CONFIDENTIAL DESIGN AND TECHNICAL INFORMATION
Seller claims proprietary rights in the items, products, services, and Confidential Information associated with this Contract. Information including but not limited to drawings, engineering information, specifications, and technical information, whether oral, visual, or written, is considered confidential information (“Confidential Information”) and is disclosed only for the limited purposes required by this Contract, the related engineering information, and mutual assistance. All such Confidential Information may not be disseminated to a third party, reproduced or used by Buyer without Seller’s prior written consent, and shall be returned when its purpose has been served or upon Seller’s request.

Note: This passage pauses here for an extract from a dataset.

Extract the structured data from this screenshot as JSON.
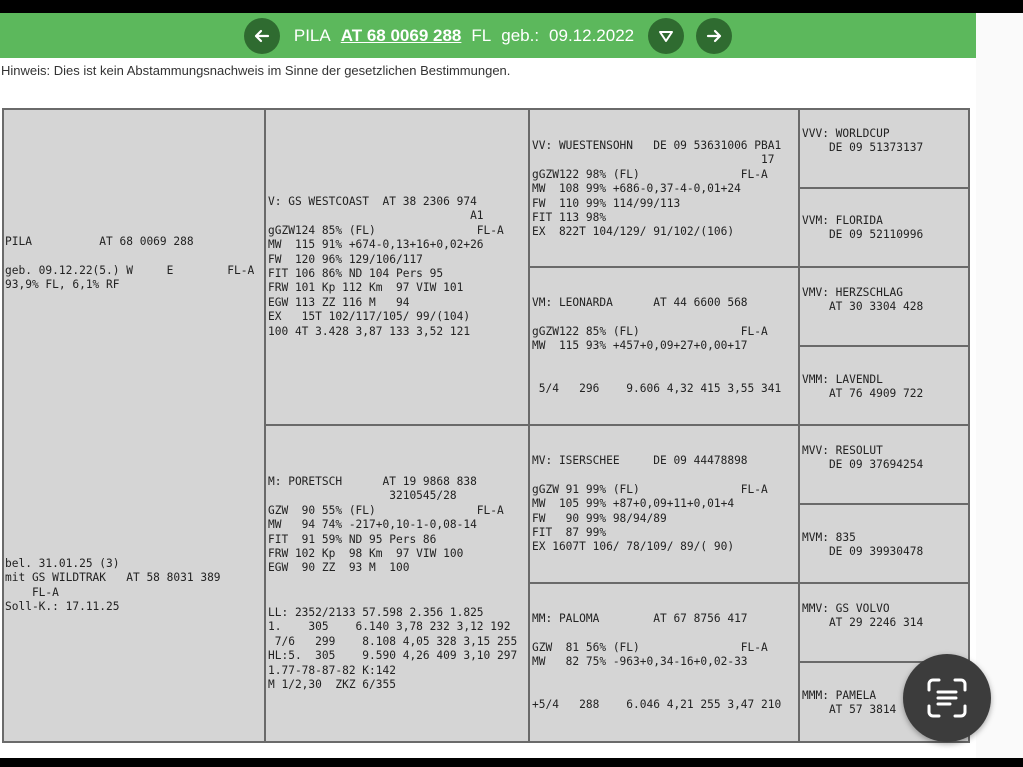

All products manufactured by Seller are warranted against defects in material and workmanship under normal use and service for which such products were designed for a period equal to the lesser of: (i) twelve (12) months of first use; or (ii) two (2) years after the date after shipment from Seller’s factory. Seller’s sole obligation under this warranty is to repair or replace, at Seller’s option, any product or any part or parts thereof found to be defective. SELLER MAKES NO OTHER REPRESENTATION OR WARRANTY, EXPRESS OR IMPLIED, INCLUDING, BUT NOT LIMITED TO, ANY IMPLIED WARRANTY OF MERCHANTABILITY OR FITNESS FOR A PARTICULAR PURPOSE.

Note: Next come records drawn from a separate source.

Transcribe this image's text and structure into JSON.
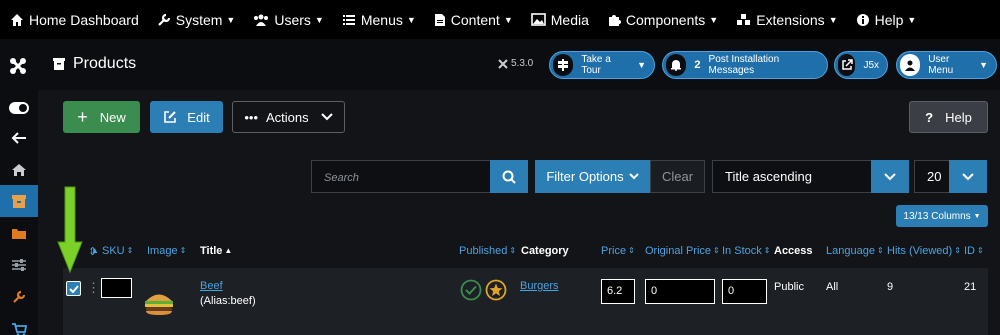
{
  "topbar": {
    "items": [
      {
        "label": "Home Dashboard",
        "icon": "home-icon"
      },
      {
        "label": "System",
        "icon": "wrench-icon"
      },
      {
        "label": "Users",
        "icon": "users-icon"
      },
      {
        "label": "Menus",
        "icon": "list-icon"
      },
      {
        "label": "Content",
        "icon": "file-icon"
      },
      {
        "label": "Media",
        "icon": "image-icon"
      },
      {
        "label": "Components",
        "icon": "puzzle-icon"
      },
      {
        "label": "Extensions",
        "icon": "cubes-icon"
      },
      {
        "label": "Help",
        "icon": "info-icon"
      }
    ]
  },
  "header": {
    "title": "Products",
    "version": "5.3.0",
    "take_tour": "Take a Tour",
    "post_install_count": "2",
    "post_install": "Post Installation Messages",
    "j5x": "J5x",
    "user_menu": "User Menu"
  },
  "toolbar": {
    "new_label": "New",
    "edit_label": "Edit",
    "actions_label": "Actions",
    "help_label": "Help"
  },
  "filters": {
    "search_placeholder": "Search",
    "filter_options": "Filter Options",
    "clear": "Clear",
    "ordering": "Title ascending",
    "limit": "20",
    "columns": "13/13 Columns"
  },
  "table": {
    "headers": {
      "sku": "SKU",
      "image": "Image",
      "title": "Title",
      "published": "Published",
      "category": "Category",
      "price": "Price",
      "original_price": "Original Price",
      "in_stock": "In Stock",
      "access": "Access",
      "language": "Language",
      "hits": "Hits (Viewed)",
      "id": "ID"
    },
    "rows": [
      {
        "title": "Beef",
        "alias": "(Alias:beef)",
        "category": "Burgers",
        "price": "6.2",
        "original_price": "0",
        "in_stock": "0",
        "access": "Public",
        "language": "All",
        "hits": "9",
        "id": "21",
        "checked": true
      }
    ]
  },
  "colors": {
    "accent": "#2b7fb5",
    "success": "#3a8c4f",
    "arrow": "#7bd12a",
    "star": "#e0a526"
  }
}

All orders are subject to written acceptance by Seller and when so accepted shall result in a binding contract between the parties on the terms set forth in the Seller’s written acceptance and herein. Such terms may not be modified or cancelled by either party without the written consent of the other except as otherwise specifically provided herein. Seller’s acceptance of Buyer’s request for cancellation shall not relieve Buyer of the obligation to pay appropriate cancellation charges and shall be subject to Buyer’s payment of such charges. Cancelled orders will be subject to a charge of 25% plus all non-recoverable costs.
No equipment may be returned for credit without Seller’s written consent. Equipment built to order is not returnable for credit under any circumstances. All returns accepted by Seller for credit are subject to a minimum service charge of 25% of the amount of such credit plus transportation charges or other expenses related to the return paid or incurred by Seller, including, but not limited to any cost or expense required to put the returned equipment in proper operating condition so as to be merchantable and fit for the purpose for which the equipment is intended. No credit will be given for returned equipment when the net amount thereof is less than $50.00.

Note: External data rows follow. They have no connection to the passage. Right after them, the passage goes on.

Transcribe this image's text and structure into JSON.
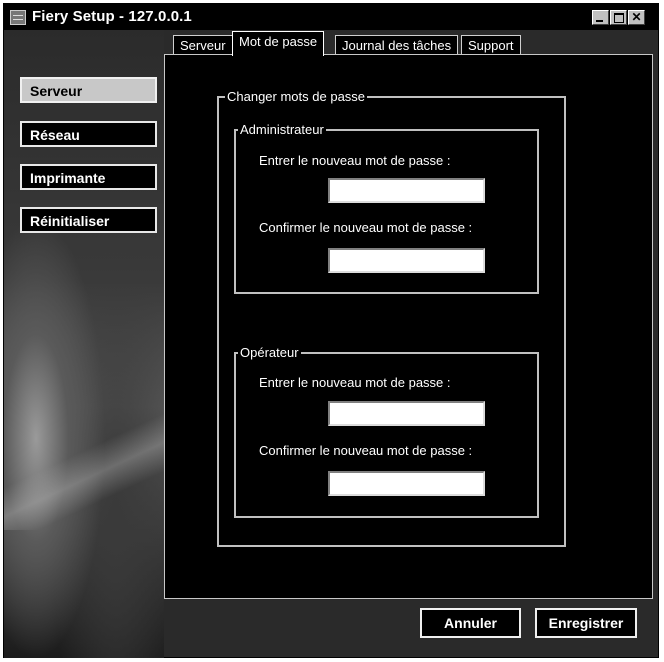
{
  "window": {
    "title": "Fiery Setup - 127.0.0.1"
  },
  "sidebar": {
    "items": [
      {
        "label": "Serveur",
        "active": true
      },
      {
        "label": "Réseau",
        "active": false
      },
      {
        "label": "Imprimante",
        "active": false
      },
      {
        "label": "Réinitialiser",
        "active": false
      }
    ]
  },
  "tabs": [
    {
      "label": "Serveur"
    },
    {
      "label": "Mot de passe",
      "active": true
    },
    {
      "label": "Journal des tâches"
    },
    {
      "label": "Support"
    }
  ],
  "form": {
    "group_title": "Changer mots de passe",
    "admin": {
      "title": "Administrateur",
      "new_label": "Entrer le nouveau mot de passe :",
      "confirm_label": "Confirmer le nouveau mot de passe :"
    },
    "operator": {
      "title": "Opérateur",
      "new_label": "Entrer le nouveau mot de passe :",
      "confirm_label": "Confirmer le nouveau mot de passe :"
    }
  },
  "footer": {
    "cancel_label": "Annuler",
    "save_label": "Enregistrer"
  }
}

Minimum order amount is $50.00 NET. No minimum applies for E-commerce orders.
Any lawsuits or legal claim for breach of this Contract must be brought within one (1) year after the breach occurs.
Unless otherwise indicated on the invoice, all payments are to be made in United States currency.
This Contract shall be construed according to the laws of the state of North Carolina. Buyer hereby expressly and irrevocably consents to the exclusive jurisdiction of the state and federal courts of North Carolina for any litigation which may arise out of or be related to this Contract. Buyer waives any objection based on forum non conveniens or any objection to venue of any such action.